Coresets are compact, representative subsets of large datasets that retain critical information while significantly reducing data size. This enables faster computations and efficient data processing without compromising much on accuracy, making coresets invaluable for scaling complex tasks.
We also demonstrate the application of coresets to image segmentation. You can explore our results on this problem in the related repository: Coresets for Image Segmentation.
Technology | Purpose |
---|---|
Python 3.9+ | Core programming language |
FastAPI | Backend API framework |
Uvicorn | ASGI server for running FastAPI apps |
Streamlit | Interactive frontend UI |
Pillow | Image loading and processing |
NumPy | Numerical and array operations |
scikit-learn | Clustering algorithms and utilities |
python-multipart | File upload handling in FastAPI |
pandas | Data manipulation and CSV export |
matplotlib | Visualization and plotting |
requests | HTTP communication between frontend and backend |
This tool allows users to upload images and generate coresets via different sampling methods. The generated coresets provide a lightweight representation of image data useful for downstream tasks like segmentation and clustering.
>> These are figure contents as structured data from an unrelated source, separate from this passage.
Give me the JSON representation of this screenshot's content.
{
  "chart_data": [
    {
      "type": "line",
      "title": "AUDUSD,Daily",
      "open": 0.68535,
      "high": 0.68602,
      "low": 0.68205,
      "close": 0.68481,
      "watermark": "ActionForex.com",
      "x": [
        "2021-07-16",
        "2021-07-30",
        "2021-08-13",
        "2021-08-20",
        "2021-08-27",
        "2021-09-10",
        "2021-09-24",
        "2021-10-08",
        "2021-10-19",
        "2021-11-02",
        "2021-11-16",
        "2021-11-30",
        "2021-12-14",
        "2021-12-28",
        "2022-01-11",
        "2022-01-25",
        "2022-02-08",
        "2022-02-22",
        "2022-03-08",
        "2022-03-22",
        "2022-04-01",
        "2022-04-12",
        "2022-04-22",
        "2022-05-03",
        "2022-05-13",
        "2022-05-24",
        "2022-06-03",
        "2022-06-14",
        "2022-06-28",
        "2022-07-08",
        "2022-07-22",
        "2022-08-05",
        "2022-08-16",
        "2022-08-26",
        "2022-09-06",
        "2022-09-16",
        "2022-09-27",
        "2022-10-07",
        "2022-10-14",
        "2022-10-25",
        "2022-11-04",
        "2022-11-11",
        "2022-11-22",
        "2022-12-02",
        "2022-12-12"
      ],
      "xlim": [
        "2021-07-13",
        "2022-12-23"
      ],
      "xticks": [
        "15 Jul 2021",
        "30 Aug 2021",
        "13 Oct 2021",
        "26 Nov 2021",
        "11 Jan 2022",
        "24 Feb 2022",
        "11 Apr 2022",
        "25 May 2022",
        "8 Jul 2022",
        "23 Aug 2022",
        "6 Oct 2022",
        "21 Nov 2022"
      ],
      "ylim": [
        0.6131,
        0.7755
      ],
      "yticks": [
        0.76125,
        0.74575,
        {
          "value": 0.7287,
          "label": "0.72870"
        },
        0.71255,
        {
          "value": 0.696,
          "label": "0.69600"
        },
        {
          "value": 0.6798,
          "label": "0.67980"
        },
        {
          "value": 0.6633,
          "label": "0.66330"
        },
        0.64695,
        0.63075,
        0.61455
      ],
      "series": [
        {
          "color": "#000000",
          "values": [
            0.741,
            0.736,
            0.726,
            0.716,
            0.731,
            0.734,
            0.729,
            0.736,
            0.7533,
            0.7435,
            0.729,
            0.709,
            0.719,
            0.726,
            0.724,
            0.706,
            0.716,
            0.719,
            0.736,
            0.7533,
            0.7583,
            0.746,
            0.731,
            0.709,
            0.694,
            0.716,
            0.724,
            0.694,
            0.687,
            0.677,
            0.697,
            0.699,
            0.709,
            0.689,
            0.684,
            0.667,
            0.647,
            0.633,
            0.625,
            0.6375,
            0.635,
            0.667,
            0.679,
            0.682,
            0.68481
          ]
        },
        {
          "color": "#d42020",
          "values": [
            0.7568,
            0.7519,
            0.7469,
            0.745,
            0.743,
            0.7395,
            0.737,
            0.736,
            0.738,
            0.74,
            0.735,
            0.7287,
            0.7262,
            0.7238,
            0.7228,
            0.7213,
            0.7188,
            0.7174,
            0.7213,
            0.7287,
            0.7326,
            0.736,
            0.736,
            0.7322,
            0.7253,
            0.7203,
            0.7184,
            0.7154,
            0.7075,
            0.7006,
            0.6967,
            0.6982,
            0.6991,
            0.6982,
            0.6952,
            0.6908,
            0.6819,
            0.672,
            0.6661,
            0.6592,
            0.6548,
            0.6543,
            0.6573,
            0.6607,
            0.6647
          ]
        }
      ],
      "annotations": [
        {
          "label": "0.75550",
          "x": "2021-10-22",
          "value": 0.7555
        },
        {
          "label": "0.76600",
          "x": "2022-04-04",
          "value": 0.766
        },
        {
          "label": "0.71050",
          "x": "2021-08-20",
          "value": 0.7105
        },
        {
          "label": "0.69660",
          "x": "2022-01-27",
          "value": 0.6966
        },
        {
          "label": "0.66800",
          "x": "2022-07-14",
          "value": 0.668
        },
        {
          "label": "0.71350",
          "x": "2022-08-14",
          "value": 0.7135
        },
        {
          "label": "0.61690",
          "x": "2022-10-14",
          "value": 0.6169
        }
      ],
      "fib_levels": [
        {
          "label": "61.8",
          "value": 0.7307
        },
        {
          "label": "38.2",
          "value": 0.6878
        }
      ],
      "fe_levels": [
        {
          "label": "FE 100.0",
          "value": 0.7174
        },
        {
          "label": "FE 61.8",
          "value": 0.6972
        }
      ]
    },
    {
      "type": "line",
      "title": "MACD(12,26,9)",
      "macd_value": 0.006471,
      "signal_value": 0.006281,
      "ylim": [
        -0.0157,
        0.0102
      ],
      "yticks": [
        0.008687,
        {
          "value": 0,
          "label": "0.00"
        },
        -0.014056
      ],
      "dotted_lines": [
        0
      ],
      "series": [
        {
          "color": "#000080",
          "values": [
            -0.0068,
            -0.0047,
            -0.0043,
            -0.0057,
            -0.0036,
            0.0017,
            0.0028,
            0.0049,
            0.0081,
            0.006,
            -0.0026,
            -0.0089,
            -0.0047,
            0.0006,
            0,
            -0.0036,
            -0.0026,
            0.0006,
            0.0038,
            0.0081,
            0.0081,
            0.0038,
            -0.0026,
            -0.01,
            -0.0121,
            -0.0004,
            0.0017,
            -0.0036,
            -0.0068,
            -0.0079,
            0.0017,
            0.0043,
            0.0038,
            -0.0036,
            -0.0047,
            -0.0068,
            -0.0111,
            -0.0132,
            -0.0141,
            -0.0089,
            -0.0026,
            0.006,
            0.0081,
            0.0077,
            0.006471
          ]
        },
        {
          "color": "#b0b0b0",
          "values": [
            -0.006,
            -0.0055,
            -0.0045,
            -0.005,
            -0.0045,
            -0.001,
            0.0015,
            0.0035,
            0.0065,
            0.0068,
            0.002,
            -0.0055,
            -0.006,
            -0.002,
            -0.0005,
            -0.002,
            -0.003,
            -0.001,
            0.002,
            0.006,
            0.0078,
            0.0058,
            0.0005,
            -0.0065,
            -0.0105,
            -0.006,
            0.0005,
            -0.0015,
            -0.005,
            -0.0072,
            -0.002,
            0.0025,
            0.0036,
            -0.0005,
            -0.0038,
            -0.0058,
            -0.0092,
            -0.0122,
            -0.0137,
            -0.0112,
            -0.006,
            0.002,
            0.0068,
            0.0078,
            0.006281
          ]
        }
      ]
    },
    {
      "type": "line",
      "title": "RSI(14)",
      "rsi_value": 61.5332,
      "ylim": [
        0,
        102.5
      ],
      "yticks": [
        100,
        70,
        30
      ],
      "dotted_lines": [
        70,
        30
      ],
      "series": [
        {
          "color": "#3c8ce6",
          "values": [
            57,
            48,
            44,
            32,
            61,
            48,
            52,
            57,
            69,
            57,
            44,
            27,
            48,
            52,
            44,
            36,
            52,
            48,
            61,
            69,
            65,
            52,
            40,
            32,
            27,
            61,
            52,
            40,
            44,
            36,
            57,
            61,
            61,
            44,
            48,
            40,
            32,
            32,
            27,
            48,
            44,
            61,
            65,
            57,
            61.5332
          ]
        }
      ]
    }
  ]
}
The app displays coreset points visually alongside quantitative error metrics to evaluate performance.
- Speed: The coreset method significantly improves processing speed by reducing the number of data points, making the algorithm faster even for large images.
- Memory Efficiency: By reducing the size of the dataset, the algorithm requires less memory, which is particularly beneficial for high-resolution images.